Roanoke Times Copyright (c) 1995, Landmark Communications, Inc. DATE: TUESDAY, October 5, 1993 TAG: 9310050056 SECTION: NATIONAL/INTERNATIONAL PAGE: A-3 EDITION: METRO SOURCE: Associated Press DATELINE: KILLARI, INDIA LENGTH: Medium
She was rescued Monday, when her father returned to the village from the hospital and asked soldiers to help him look for his daughter's body. They brought out a wide-eyed little girl, frail and dehydrated but alive.
"By all logical thinking, she should have died," said Lt. Col. Anuj Kumar Ghosh, an army doctor who treated her. "It is nothing but a miracle."
Thursday's earthquake destroyed all but a few buildings in Manglur, the village where Priyanka's family lived, and leveled villages across southwest India.
Unofficial estimates of the death toll go as high as 30,000. Authorities say they have identified 10,000 victims so far.
"We do not have a final figure yet," Prime Minister P.V. Narasimha Rao said Monday, after touring quake-stricken villages. "I hope to God it is not what is being reported."
On the night of the quake, Priyanka was lying on the floor and apparently rolled under the cot where her parents were sleeping. She was found under the cot, trapped by heavy stones.
"I didn't know whether to believe it or not when the soldiers said Priyanka is alive," said her 30-year-old father, Venkat Javalge, who is a farmer.
Troops rushed Priyanka to an army infirmary in Killari, five miles away, where doctors gave her oxygen.

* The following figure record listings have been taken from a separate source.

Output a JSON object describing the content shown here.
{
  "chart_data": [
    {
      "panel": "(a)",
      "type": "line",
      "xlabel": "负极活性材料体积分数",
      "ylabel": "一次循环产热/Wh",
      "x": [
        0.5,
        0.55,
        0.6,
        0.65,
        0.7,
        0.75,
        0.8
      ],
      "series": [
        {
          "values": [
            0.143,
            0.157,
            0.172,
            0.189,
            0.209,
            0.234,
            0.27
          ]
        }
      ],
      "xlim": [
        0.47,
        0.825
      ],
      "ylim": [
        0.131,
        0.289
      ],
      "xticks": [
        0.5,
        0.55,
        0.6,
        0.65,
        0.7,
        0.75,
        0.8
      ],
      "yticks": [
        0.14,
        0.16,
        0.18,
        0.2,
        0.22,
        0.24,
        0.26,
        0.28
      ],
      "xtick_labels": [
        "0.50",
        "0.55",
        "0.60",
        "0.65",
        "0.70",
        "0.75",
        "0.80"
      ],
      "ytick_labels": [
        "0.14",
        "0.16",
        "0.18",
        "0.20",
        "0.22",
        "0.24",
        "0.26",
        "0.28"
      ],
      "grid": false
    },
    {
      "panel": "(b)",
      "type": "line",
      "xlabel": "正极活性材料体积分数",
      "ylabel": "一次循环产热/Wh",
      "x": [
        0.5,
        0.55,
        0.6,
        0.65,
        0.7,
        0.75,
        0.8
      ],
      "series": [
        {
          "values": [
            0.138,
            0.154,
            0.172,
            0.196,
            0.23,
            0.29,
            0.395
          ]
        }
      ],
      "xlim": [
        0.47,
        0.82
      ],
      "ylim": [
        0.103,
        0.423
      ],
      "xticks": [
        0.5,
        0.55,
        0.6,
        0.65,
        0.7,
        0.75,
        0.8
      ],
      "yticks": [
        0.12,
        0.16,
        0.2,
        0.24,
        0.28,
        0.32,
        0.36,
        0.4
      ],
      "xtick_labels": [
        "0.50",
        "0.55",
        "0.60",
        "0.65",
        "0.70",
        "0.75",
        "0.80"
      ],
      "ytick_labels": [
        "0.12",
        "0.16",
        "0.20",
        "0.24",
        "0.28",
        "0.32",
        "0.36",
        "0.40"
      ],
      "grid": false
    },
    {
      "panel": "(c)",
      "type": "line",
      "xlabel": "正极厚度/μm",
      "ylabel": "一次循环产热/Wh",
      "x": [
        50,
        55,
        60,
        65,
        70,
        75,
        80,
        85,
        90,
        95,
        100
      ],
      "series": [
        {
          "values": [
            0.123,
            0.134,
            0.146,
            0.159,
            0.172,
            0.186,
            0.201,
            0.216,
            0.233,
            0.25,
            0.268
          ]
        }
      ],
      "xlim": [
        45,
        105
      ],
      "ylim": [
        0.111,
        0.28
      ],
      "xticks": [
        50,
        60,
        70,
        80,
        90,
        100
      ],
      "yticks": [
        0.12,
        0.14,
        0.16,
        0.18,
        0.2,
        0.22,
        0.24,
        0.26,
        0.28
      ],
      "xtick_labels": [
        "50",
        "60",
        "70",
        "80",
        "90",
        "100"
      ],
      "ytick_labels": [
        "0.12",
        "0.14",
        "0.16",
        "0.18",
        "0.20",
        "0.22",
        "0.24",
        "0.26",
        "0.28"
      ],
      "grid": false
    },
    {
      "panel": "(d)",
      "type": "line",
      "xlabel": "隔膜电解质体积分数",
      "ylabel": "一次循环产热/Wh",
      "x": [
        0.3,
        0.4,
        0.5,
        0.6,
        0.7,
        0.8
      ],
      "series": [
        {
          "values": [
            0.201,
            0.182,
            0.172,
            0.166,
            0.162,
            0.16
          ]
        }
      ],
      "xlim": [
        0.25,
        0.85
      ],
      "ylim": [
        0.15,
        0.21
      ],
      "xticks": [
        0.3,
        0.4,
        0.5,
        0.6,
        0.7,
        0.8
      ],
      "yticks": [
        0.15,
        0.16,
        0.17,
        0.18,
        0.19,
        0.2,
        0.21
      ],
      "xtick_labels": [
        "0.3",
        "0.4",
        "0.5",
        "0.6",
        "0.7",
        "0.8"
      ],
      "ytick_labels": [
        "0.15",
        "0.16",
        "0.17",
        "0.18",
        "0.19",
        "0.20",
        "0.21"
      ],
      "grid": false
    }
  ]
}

"We felt great," said Lt. Col. Vinod Aurora, after pronouncing the toddler in stable condition. "It is a once-in-a-lifetime experience. We may never see such a miracle in our careers again."
Javalge, his eyes brimming with tears, clutched Priyanka to his chest and mumbled, "Thank you, doctor sahib," as an army jeep carried father and daughter to a hospital for further care.
Three babies were found alive amid wreckage on Saturday, two days after the earthquake.
Prime Minister Rao toured the quake region Monday and was besieged by survivors.
"Please make arrangements for our housing," said Nirnaly Bhosle, who lost his brother and sister-in-law in the earthquake. "We are all sleeping in the open now."
Rao told a news conference, "We have to rebuild entire villages . . . and give people houses better than the ones they lived in."
Officials began counting survivors to try to determine how many people actually died in the earthquake, India's worst in 50 years.
Early estimates of the death toll have been based in part on reports by village leaders of the number of people missing and presumed buried. But many of those people may have fled the area in panic.